The Ability to Tell
If there ever was a Copernican moment in the history of humankind, this was it.
Again from The Instruction of the Imagination:
Language began to develop the moment it was born, and it still does. But when the Rubicon was crossed, when interlocutors began to systematically construct bridges (always fragile and tentative) over the experiential gaps between them, a new era began in human life. The instruction of imagination changed everything. Individuals were still living in the here-and-now of private experiencing (we still do), but additional elements began to penetrate their worlds from the outside, things they did not experience but were told about. If there ever was a Copernican moment in the history of humankind, this was it: almost all animals experience; the apes know how to follow the experiences of the others in order to learn about the world; pre-linguistic humans learned how to direct the experiences of others, and let others direct theirs—but with language, humans could finally begin to experience for the others, and let the others experience for them.
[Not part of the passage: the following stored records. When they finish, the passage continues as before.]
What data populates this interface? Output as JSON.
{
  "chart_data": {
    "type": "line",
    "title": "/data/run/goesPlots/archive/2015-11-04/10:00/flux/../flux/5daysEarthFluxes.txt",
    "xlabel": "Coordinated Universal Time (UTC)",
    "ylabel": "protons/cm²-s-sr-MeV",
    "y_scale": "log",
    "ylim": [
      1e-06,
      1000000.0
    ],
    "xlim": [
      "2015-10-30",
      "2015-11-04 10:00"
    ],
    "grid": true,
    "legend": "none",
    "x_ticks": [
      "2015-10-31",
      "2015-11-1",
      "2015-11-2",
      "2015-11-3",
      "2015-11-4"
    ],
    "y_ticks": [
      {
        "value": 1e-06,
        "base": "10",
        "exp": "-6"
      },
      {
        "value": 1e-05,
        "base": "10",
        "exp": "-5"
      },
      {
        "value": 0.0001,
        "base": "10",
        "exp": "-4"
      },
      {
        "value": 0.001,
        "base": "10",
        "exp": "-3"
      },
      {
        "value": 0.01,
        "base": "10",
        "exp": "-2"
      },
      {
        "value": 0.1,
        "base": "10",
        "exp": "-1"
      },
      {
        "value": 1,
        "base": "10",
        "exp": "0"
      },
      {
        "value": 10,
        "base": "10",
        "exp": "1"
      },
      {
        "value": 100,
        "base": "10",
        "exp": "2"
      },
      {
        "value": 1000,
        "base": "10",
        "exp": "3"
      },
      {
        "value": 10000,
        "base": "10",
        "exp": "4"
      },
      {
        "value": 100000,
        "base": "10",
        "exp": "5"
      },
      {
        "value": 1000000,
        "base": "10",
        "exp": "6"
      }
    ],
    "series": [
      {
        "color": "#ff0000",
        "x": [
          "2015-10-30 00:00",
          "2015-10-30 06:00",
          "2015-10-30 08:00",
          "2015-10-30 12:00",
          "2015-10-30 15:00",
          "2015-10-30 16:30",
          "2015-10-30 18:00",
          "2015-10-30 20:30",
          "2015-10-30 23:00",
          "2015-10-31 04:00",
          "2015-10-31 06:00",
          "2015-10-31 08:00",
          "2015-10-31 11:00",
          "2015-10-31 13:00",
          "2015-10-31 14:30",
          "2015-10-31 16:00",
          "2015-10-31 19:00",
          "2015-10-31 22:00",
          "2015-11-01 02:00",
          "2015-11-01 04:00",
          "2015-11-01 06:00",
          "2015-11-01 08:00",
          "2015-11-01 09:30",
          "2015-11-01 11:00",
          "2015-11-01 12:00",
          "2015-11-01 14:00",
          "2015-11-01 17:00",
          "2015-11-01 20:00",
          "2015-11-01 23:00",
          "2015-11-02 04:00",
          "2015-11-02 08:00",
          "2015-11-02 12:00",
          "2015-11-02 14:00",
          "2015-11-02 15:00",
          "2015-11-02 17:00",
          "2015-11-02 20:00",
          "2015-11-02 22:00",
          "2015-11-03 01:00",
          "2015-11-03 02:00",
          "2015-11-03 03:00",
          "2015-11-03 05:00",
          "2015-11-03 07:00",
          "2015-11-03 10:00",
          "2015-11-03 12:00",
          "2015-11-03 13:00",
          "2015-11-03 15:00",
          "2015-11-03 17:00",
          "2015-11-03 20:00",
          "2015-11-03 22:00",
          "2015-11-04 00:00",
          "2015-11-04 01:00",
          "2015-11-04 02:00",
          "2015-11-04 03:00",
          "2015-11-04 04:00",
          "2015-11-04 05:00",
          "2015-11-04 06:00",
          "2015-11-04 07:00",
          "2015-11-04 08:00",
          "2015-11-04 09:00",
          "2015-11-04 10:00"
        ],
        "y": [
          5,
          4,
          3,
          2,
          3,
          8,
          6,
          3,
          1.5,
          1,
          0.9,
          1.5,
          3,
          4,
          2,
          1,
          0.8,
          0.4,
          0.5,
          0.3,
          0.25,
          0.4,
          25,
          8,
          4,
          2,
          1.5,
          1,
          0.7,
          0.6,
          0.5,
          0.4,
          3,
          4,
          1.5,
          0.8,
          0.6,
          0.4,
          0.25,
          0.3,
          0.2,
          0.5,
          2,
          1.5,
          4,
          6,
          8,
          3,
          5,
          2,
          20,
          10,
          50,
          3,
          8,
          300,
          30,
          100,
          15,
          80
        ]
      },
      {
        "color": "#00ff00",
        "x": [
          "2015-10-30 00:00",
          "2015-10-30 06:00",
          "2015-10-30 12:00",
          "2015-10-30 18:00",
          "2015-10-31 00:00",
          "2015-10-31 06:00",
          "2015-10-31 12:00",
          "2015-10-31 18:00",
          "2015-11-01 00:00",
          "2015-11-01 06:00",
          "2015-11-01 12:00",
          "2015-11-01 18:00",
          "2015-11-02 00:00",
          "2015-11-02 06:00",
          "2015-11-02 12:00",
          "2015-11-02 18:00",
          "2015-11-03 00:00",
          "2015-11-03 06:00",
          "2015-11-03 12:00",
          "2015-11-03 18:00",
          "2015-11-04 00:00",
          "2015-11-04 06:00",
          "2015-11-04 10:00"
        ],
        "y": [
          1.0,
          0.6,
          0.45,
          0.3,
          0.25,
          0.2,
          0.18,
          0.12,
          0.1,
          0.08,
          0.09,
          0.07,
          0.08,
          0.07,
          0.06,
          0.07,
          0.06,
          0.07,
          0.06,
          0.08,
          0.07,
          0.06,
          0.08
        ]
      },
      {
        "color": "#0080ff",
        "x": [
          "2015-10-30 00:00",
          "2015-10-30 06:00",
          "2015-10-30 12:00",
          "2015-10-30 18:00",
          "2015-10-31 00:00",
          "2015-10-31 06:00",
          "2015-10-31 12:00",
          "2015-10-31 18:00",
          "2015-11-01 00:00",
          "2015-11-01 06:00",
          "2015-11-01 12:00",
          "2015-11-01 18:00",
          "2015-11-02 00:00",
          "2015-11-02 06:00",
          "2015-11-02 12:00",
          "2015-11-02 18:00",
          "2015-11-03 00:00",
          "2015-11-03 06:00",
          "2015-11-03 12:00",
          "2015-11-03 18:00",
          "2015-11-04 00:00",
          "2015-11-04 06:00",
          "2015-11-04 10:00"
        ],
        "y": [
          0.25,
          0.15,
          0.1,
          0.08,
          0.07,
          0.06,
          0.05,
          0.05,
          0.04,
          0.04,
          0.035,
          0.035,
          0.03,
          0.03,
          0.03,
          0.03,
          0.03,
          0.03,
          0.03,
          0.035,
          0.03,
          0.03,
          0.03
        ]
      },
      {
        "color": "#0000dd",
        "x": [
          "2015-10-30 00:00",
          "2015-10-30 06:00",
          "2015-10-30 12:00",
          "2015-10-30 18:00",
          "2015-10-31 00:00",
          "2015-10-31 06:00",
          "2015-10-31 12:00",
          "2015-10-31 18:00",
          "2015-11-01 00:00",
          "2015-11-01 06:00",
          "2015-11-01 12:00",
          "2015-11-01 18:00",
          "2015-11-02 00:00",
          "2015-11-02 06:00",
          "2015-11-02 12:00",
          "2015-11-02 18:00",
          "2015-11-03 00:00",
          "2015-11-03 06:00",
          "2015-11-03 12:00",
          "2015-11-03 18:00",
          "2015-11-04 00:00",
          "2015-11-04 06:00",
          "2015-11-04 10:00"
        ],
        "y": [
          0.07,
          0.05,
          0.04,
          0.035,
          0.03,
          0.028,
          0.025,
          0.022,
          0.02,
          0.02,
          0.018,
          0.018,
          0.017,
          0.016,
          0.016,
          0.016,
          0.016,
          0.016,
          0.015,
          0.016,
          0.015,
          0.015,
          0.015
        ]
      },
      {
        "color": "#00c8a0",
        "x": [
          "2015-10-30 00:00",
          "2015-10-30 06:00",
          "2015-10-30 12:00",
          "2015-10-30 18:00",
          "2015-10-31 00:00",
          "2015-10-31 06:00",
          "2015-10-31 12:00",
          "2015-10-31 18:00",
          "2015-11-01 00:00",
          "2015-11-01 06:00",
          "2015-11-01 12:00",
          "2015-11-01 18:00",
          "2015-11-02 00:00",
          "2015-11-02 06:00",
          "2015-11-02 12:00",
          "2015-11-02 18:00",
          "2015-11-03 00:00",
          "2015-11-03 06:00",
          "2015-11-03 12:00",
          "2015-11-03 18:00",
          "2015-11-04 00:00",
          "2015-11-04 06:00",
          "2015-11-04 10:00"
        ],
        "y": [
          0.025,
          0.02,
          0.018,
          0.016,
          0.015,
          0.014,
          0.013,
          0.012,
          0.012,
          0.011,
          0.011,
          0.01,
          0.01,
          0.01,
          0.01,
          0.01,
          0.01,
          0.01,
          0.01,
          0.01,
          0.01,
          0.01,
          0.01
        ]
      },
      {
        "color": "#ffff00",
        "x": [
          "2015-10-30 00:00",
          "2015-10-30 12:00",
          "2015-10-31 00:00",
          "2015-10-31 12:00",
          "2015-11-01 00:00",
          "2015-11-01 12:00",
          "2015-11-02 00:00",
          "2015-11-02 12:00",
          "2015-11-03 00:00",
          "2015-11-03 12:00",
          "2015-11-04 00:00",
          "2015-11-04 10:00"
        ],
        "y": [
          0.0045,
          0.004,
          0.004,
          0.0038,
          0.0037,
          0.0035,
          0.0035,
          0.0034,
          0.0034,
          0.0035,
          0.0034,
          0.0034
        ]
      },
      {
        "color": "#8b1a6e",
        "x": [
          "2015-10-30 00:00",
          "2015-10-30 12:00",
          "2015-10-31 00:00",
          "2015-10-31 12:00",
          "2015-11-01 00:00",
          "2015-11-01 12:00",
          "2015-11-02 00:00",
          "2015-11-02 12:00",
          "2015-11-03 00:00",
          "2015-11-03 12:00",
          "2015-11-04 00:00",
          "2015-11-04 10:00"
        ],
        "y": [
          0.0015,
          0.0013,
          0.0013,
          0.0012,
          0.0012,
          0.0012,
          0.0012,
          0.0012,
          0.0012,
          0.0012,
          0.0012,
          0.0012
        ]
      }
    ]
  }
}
Individuals began to learn to imagine events that happened to others, and learn how to take them into account in their own decisions. Memories from the past gradually turned into new objects of communication. Active remembering-for-speaking—keeping an experience fresh in your mind until you tell the others—became a necessary capacity. Humans gradually learned all the different things they could do with the new technology: delve deeper and deeper into the others' minds, ask questions and receive answers, compare judgments about the world and argue about them, discuss the details of future plans, tell others what to do, tell others the truth or lie to them. In their proto-arguments, they gradually came to realize the extent to which they looked at the world in different ways. In their proto-dialogues, they made their first steps toward mutually identified descriptions of the world. We are still very much in the process.